Case.law seems like a very interesting data source for a machine learning or text mining project:
The Caselaw Access Project (“CAP”) expands public access to U.S. law. Our goal is to make all published U.S. court decisions freely available to the public online, in a consistent format, digitized from the collection of the Harvard Law Library.
The capstone of the Caselaw Access Project is a robust set of tools which facilitate access to the cases and their associated metadata. We currently offer five ways to access the data: API, bulk downloads, search, browse, and a historical trends viewer.
https://case.law/about/
Our open-source API is the best option for anybody interested in programmatically accessing our metadata, full-text search, or individual cases.
If you need a large collection of cases, you will probably be best served by our bulk data downloads. Bulk downloads for Illinois and Arkansas are available without a login, and unlimited bulk files are available to research scholars.
https://case.law/about/
Case metadata, such as the case name, citation, court, date, etc., is freely and openly accessible without limitation. Full case text can be freely viewed or downloaded but you must register for an account to do so, and currently you may view or download no more than 500 cases per day.
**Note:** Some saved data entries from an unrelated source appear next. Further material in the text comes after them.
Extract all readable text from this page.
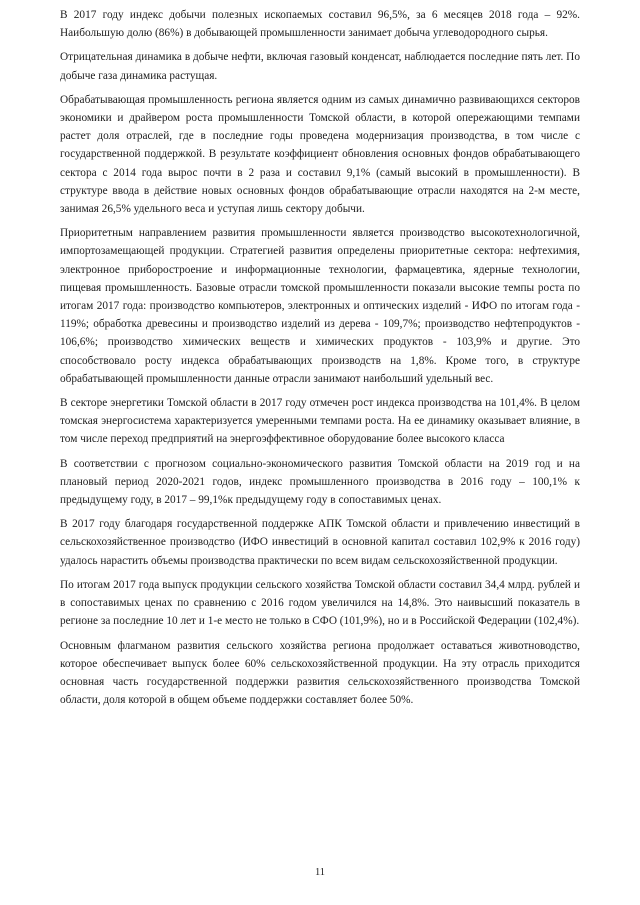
В 2017 году индекс добычи полезных ископаемых составил 96,5%, за 6 месяцев 2018 года – 92%. Наибольшую долю (86%) в добывающей промышленности занимает добыча углеводородного сырья.

Отрицательная динамика в добыче нефти, включая газовый конденсат, наблюдается последние пять лет. По добыче газа динамика растущая.

Обрабатывающая промышленность региона является одним из самых динамично развивающихся секторов экономики и драйвером роста промышленности Томской области, в которой опережающими темпами растет доля отраслей, где в последние годы проведена модернизация производства, в том числе с государственной поддержкой. В результате коэффициент обновления основных фондов обрабатывающего сектора с 2014 года вырос почти в 2 раза и составил 9,1% (самый высокий в промышленности). В структуре ввода в действие новых основных фондов обрабатывающие отрасли находятся на 2-м месте, занимая 26,5% удельного веса и уступая лишь сектору добычи.

Приоритетным направлением развития промышленности является производство высокотехнологичной, импортозамещающей продукции. Стратегией развития определены приоритетные сектора: нефтехимия, электронное приборостроение и информационные технологии, фармацевтика, ядерные технологии, пищевая промышленность. Базовые отрасли томской промышленности показали высокие темпы роста по итогам 2017 года: производство компьютеров, электронных и оптических изделий - ИФО по итогам года - 119%; обработка древесины и производство изделий из дерева - 109,7%; производство нефтепродуктов - 106,6%; производство химических веществ и химических продуктов - 103,9% и другие. Это способствовало росту индекса обрабатывающих производств на 1,8%. Кроме того, в структуре обрабатывающей промышленности данные отрасли занимают наибольший удельный вес.

В секторе энергетики Томской области в 2017 году отмечен рост индекса производства на 101,4%. В целом томская энергосистема характеризуется умеренными темпами роста. На ее динамику оказывает влияние, в том числе переход предприятий на энергоэффективное оборудование более высокого класса

В соответствии с прогнозом социально-экономического развития Томской области на 2019 год и на плановый период 2020-2021 годов, индекс промышленного производства в 2016 году – 100,1% к предыдущему году, в 2017 – 99,1%к предыдущему году в сопоставимых ценах.

В 2017 году благодаря государственной поддержке АПК Томской области и привлечению инвестиций в сельскохозяйственное производство (ИФО инвестиций в основной капитал составил 102,9% к 2016 году) удалось нарастить объемы производства практически по всем видам сельскохозяйственной продукции.

По итогам 2017 года выпуск продукции сельского хозяйства Томской области составил 34,4 млрд. рублей и в сопоставимых ценах по сравнению с 2016 годом увеличился на 14,8%. Это наивысший показатель в регионе за последние 10 лет и 1-е место не только в СФО (101,9%), но и в Российской Федерации (102,4%).

Основным флагманом развития сельского хозяйства региона продолжает оставаться животноводство, которое обеспечивает выпуск более 60% сельскохозяйственной продукции. На эту отрасль приходится основная часть государственной поддержки развития сельскохозяйственного производства Томской области, доля которой в общем объеме поддержки составляет более 50%.

11
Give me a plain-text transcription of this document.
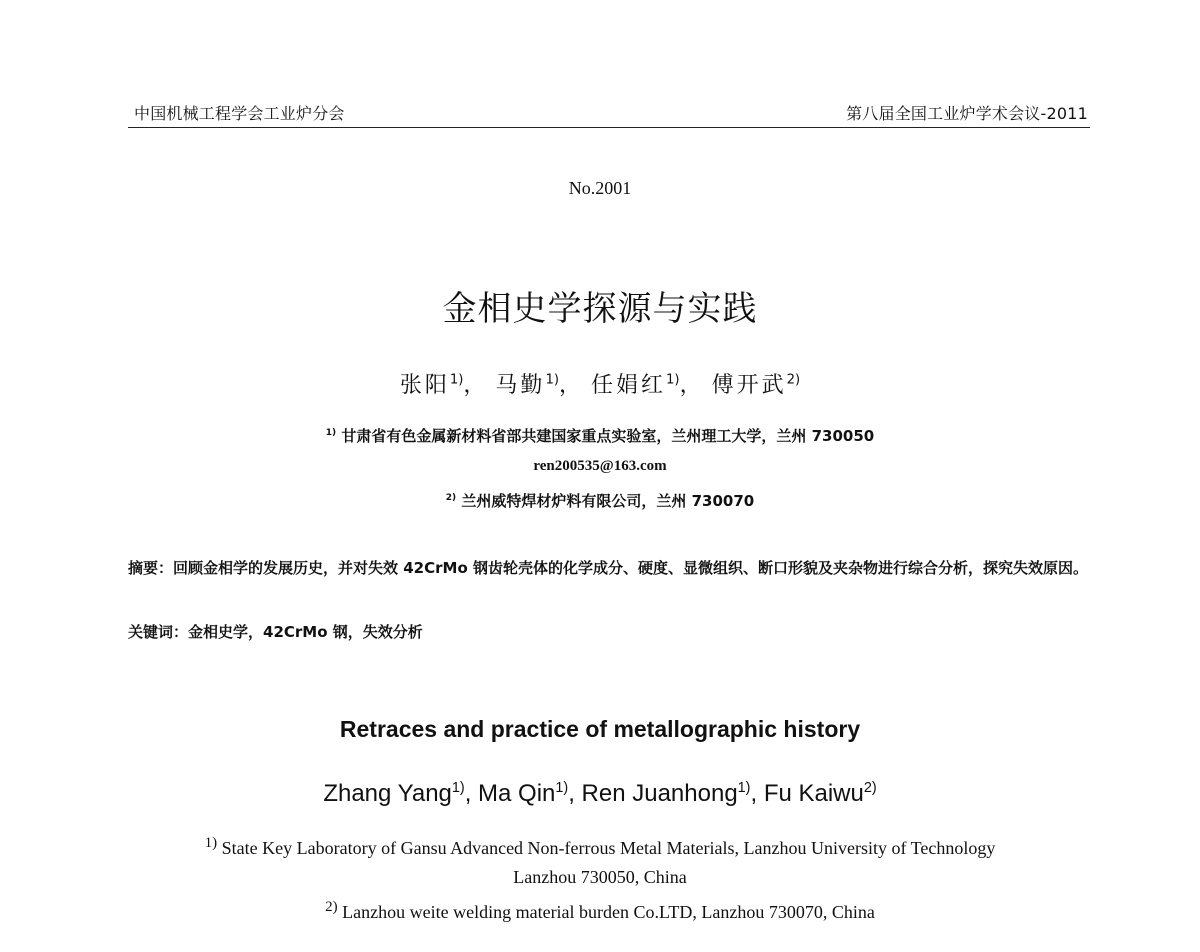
中国机械工程学会工业炉分会	第八届全国工业炉学术会议-2011
No.2001
金相史学探源与实践
张阳$^{1)}$， 马勤$^{1)}$， 任娟红$^{1)}$， 傅开武$^{2)}$
$^{1)}$ 甘肃省有色金属新材料省部共建国家重点实验室，兰州理工大学，兰州 730050
ren200535@163.com
$^{2)}$ 兰州威特焊材炉料有限公司，兰州 730070
摘要：回顾金相学的发展历史，并对失效 42CrMo 钢齿轮壳体的化学成分、硬度、显微组织、断口形貌及夹杂物进行综合分析，探究失效原因。
关键词：金相史学，42CrMo 钢，失效分析
Retraces and practice of metallographic history
Zhang Yang$^{1)}$, Ma Qin$^{1)}$, Ren Juanhong$^{1)}$, Fu Kaiwu$^{2)}$
$^{1)}$ State Key Laboratory of Gansu Advanced Non-ferrous Metal Materials, Lanzhou University of Technology
Lanzhou 730050, China
$^{2)}$ Lanzhou weite welding material burden Co.LTD, Lanzhou 730070, China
In addition, research scholars can qualify for bulk data access by agreeing to certain use and redistribution restrictions. You can request a bulk access agreement by creating an account and then visiting your account page.
Access limitations on full text and bulk data are a component of Harvard’s collaboration agreement with Ravel Law, Inc. (now part of Lexis-Nexis). These limitations will end, at the latest, in March of 2024. In addition, these limitations apply only to cases from jurisdictions that continue to publish their official case law in print form. Once a jurisdiction transitions from print-first publishing to digital-first publishing, these limitations cease. Thus far, Illinois and Arkansas have made this important and positive shift and, as a result, all historical cases from these jurisdictions are freely available to the public without restriction. We hope many other jurisdictions will follow their example soon.
https://case.law/about/

A different project altogether is helping the team behind Caselaw improve its data quality:
Our data inevitably includes countless errors as part of the digitization process. The public launch of this project is only the start of discovering errors, and we hope you will help us in finding and fixing them.
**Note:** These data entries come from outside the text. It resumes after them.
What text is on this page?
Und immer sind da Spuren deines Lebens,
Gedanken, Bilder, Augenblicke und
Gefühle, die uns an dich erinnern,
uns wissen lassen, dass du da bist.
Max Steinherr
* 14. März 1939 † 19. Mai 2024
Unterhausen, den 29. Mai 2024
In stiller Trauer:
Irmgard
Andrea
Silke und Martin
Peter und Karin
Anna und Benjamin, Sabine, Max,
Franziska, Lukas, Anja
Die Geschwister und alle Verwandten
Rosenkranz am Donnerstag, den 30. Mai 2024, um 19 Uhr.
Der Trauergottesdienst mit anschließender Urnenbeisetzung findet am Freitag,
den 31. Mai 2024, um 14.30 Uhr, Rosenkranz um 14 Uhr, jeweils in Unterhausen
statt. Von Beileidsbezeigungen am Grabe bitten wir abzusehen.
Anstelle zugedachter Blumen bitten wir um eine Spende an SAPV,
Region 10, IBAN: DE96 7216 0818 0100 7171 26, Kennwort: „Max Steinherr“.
Some parts of our data are higher quality than others. Case metadata, such as the party names, docket number, citation, and date, has received human review. Case text and general head matter has been generated by machine OCR and has not received human review.
You can report errors of all kinds at our Github issue tracker, where you can also see currently known issues. We particularly welcome metadata corrections, feature requests, and suggestions for large-scale algorithmic changes. We are not currently able to process individual OCR corrections, but welcome general suggestions on the OCR correction process.